Odisha needs calibrated approach to MVA 2019 as road fatalities up by 51% in 2014-18
Accident deaths have increased by 13 percent in the first five months of Jan-May 2019. Fact of over 51 per cent of fatalities occurred in uncontrolled areas last year shows why stricter regulation is necessary
Bhubaneswar: Even as wilting under pressure CM Naveen Patnaik proposed a sort of moratorium on implementing the new Motor Vehicles Act (MVA) 2019 for a span of 90-days, the CM needs to heed to what a well-known India-American neuroscientist VS Ramachandran had once said, “The minute you succumb to outside pressure, you cease to be creative.”
To draw their pound of flesh, vested groups, including Motor Vehicles Owners Association and some political parties, have started demanding for a complete roll back.
The need of the hour was a calibrated approach to entire gamut of MVA 2019, rather than roll back or moratorium. Because, the fatalities on roads in Odisha had grown by a massive 51 per cent between 2014 – 2018. A total of 3,506 fatalities were recorded in 2014 in Odisha, which jumped to 5,315 in 2018.
The black spot for the State is, accident deaths have increased by 13 percent in the first five months of Jan-May 2019 with a total toll of 2,532 vis-a-vis 2,238 in 2018.
And the detailed data available with the State Transport Department looks more devilish.
While deaths due to accidents involving trucks/HCVs (heavy commercial vehicles) corner around 32.3 per cent of total fatalities on roads, two-wheelers account for another 32.4 per cent. And the toll in autorickshaw-related accidents account for another 4 per cent.
The State Transport Department data shared with the Apex court’s Committee on Road Safety reveals that more than half of the vehicles involved in the fatal accidents were around 10-15-years old. And the drivers on learner’s licence were responsible for majority of fatal accidents in the State.
High speed or competitive speed to overtake took around 81 per cent of the fatality burden. Besides, data showed how better traffic management involving regulation of speed of vehicles could have worked wonders for the State when over 51 per cent of fatalities occurred in uncontrolled areas last year.
Moreover, the analysis revealed that nearly 6,548 accidents happened either during overtaking, overturning or traffic negotiations.

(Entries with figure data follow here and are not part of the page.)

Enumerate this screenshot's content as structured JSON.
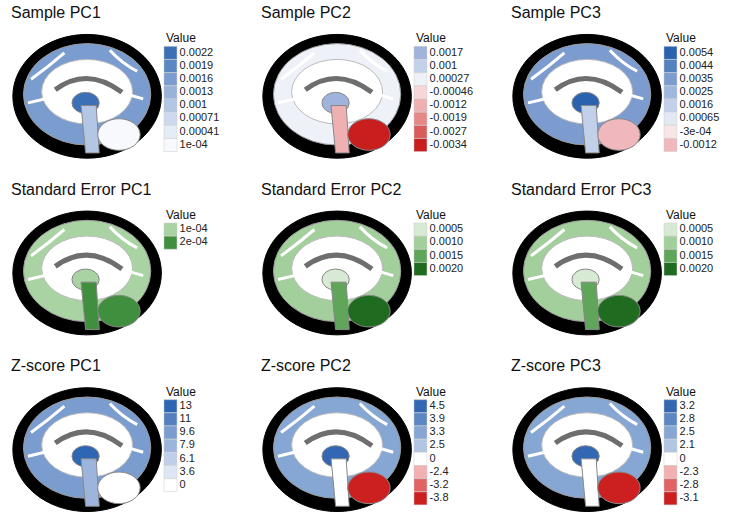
{
  "chart_data": [
    {
      "type": "brain_map",
      "title": "Sample PC1",
      "colorbar": {
        "title": "Value",
        "ticks": [
          0.0022,
          0.0019,
          0.0016,
          0.0013,
          0.001,
          0.00071,
          0.00041,
          {
            "value": 0.0001,
            "label": "1e-04"
          }
        ],
        "colors": [
          "#3b6fb6",
          "#5a86c2",
          "#7a9ccf",
          "#98b2da",
          "#b3c6e4",
          "#cdd9ee",
          "#e4ecf6",
          "#f7f9fc"
        ]
      }
    },
    {
      "type": "brain_map",
      "title": "Sample PC2",
      "colorbar": {
        "title": "Value",
        "ticks": [
          0.0017,
          0.001,
          0.00027,
          -0.00046,
          -0.0012,
          -0.0019,
          -0.0027,
          -0.0034
        ],
        "colors": [
          "#9fb3dc",
          "#c4d1ea",
          "#eef1f8",
          "#f6d6d6",
          "#eeb0b0",
          "#e48888",
          "#d95c5c",
          "#c81e1e"
        ]
      }
    },
    {
      "type": "brain_map",
      "title": "Sample PC3",
      "colorbar": {
        "title": "Value",
        "ticks": [
          0.0054,
          0.0044,
          0.0035,
          0.0025,
          0.0016,
          0.00065,
          {
            "value": -0.0003,
            "label": "-3e-04"
          },
          -0.0012
        ],
        "colors": [
          "#2a62b0",
          "#5581c0",
          "#7c9ccf",
          "#a0b7dd",
          "#c2d0ea",
          "#e2e9f4",
          "#f8e6e6",
          "#f0b8bc"
        ]
      }
    },
    {
      "type": "brain_map",
      "title": "Standard Error PC1",
      "colorbar": {
        "title": "Value",
        "ticks": [
          {
            "value": 0.0001,
            "label": "1e-04"
          },
          {
            "value": 0.0002,
            "label": "2e-04"
          }
        ],
        "colors": [
          "#a9d3a3",
          "#3f8f3f"
        ]
      }
    },
    {
      "type": "brain_map",
      "title": "Standard Error PC2",
      "colorbar": {
        "title": "Value",
        "ticks": [
          0.0005,
          {
            "value": 0.001,
            "label": "0.0010"
          },
          0.0015,
          {
            "value": 0.002,
            "label": "0.0020"
          }
        ],
        "colors": [
          "#d7ead3",
          "#a3cf9c",
          "#5fa55a",
          "#1f6b1f"
        ]
      }
    },
    {
      "type": "brain_map",
      "title": "Standard Error PC3",
      "colorbar": {
        "title": "Value",
        "ticks": [
          0.0005,
          {
            "value": 0.001,
            "label": "0.0010"
          },
          0.0015,
          {
            "value": 0.002,
            "label": "0.0020"
          }
        ],
        "colors": [
          "#d7ead3",
          "#a3cf9c",
          "#5fa55a",
          "#1f6b1f"
        ]
      }
    },
    {
      "type": "brain_map",
      "title": "Z-score PC1",
      "colorbar": {
        "title": "Value",
        "ticks": [
          13,
          11,
          9.6,
          7.9,
          6.1,
          3.6,
          0
        ],
        "colors": [
          "#2f66b3",
          "#5480c0",
          "#7a9ccf",
          "#9db5dc",
          "#bfcfe9",
          "#dde6f3",
          "#ffffff"
        ]
      }
    },
    {
      "type": "brain_map",
      "title": "Z-score PC2",
      "colorbar": {
        "title": "Value",
        "ticks": [
          4.5,
          3.9,
          3.3,
          2.5,
          0,
          -2.4,
          -3.2,
          -3.8
        ],
        "colors": [
          "#3467b3",
          "#5c87c4",
          "#86a6d4",
          "#b2c6e4",
          "#ffffff",
          "#f2b0b0",
          "#e06464",
          "#cc2020"
        ]
      }
    },
    {
      "type": "brain_map",
      "title": "Z-score PC3",
      "colorbar": {
        "title": "Value",
        "ticks": [
          3.2,
          2.8,
          2.5,
          2.1,
          0,
          -2.3,
          -2.8,
          -3.1
        ],
        "colors": [
          "#3467b3",
          "#5c87c4",
          "#86a6d4",
          "#b2c6e4",
          "#ffffff",
          "#f2b0b0",
          "#e06464",
          "#cc2020"
        ]
      }
    }
  ]
}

Also, a whopping 68 per cent accident could have been minimised had there been a regulation on the speed of the vehicles, finds the analysis.
More startling facts: Odisha is 3rd nationally in recording accidents where mobile phones proved to be the killer cause. Added to this, single lanes in Odisha shared the most burdens as they recorded a big 54 per cent of fatality on roads over the years.